It's pretty clear (to me), that the game/rules we operate under are effectively broken. The US Constitution is an incredibly flawed framework to manage the country and lacks basic mechanisms to respond to popular will, while also having meaningful checks on power.
The recent ruling on the VRA was not unexpected. The original interpretation was flawed: lets use racism to fight racism. Which runs up against Constitutional guarantees where States have the power to manage their elections and their legislatures draw districts, and there's no real restrictions on how to do that.
The current gerrymander war is something that was going to happen no matter what. At some point, one of the two parties was gonna use their dominant positions in legislatures to slant things to their benefit.

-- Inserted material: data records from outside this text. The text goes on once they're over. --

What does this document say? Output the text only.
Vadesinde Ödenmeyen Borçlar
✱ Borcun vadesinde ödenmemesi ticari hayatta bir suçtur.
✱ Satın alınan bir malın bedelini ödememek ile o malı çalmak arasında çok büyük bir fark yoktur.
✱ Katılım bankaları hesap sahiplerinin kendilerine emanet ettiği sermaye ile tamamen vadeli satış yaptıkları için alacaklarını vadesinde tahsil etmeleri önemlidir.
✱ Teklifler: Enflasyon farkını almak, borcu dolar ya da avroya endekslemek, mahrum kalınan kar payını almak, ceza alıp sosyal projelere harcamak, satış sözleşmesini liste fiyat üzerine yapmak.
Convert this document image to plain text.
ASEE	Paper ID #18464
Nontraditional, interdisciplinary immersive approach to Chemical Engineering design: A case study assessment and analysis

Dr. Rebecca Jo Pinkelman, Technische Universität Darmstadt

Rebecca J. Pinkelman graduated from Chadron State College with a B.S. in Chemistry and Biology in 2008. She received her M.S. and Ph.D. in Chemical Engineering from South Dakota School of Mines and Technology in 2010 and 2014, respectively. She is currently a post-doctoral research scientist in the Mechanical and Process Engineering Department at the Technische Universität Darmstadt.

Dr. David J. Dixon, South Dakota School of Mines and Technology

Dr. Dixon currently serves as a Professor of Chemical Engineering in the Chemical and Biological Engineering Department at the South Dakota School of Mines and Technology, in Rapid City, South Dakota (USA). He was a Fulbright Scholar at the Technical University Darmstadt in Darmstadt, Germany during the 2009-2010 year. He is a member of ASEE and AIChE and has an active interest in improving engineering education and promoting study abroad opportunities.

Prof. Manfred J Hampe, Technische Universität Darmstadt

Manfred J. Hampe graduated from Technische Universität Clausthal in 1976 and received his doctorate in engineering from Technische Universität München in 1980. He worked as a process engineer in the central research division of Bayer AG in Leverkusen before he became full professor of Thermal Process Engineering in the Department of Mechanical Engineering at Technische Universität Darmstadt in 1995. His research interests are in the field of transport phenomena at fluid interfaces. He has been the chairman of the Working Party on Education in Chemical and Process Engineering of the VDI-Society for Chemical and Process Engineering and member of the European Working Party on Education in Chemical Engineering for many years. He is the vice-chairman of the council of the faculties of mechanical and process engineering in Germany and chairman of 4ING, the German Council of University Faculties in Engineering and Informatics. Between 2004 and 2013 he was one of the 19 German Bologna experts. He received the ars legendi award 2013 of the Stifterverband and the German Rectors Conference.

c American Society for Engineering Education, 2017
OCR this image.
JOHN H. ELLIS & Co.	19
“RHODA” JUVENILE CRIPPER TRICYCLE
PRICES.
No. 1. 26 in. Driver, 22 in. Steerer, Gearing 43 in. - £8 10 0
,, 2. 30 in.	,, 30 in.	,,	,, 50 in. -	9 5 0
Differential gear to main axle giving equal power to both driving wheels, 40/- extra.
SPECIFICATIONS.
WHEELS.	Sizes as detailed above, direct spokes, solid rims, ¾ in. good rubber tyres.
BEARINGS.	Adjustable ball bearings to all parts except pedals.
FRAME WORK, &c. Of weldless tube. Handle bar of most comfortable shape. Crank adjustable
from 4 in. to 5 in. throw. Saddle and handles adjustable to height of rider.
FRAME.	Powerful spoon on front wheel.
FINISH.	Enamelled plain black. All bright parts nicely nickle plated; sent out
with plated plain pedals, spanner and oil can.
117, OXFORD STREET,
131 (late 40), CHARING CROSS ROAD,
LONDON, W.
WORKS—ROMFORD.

We can fix things with Constitutional amendments... sure. But good luck ever getting anything like that passed.
So why waste air discussing stuff like "universal healthcare" or "solutions to climate change" when there's no realistic pathway to do it? Shouldn't the focus shift to: "our system is fundamentally broken, and we cannot fix these bigger problems until the system is repaired". In one sense, playing by the rules means losing because the rule-makers are corrupt.
For example, maybe we need to expand the House? Maybe elections should use ranked choice voting? Maybe we need multi-member districts (again)? Maybe we need a mechanism for truly independent agencies (like the Fed)? Maybe the President should be elected by NPV? Maybe all states should use some form of independent commission to draft voting lines? Maybe SCOTUS should be an annual body, sortitioned from the pool of lower court judges?
That's the reform I want. I want better systems, not better policies.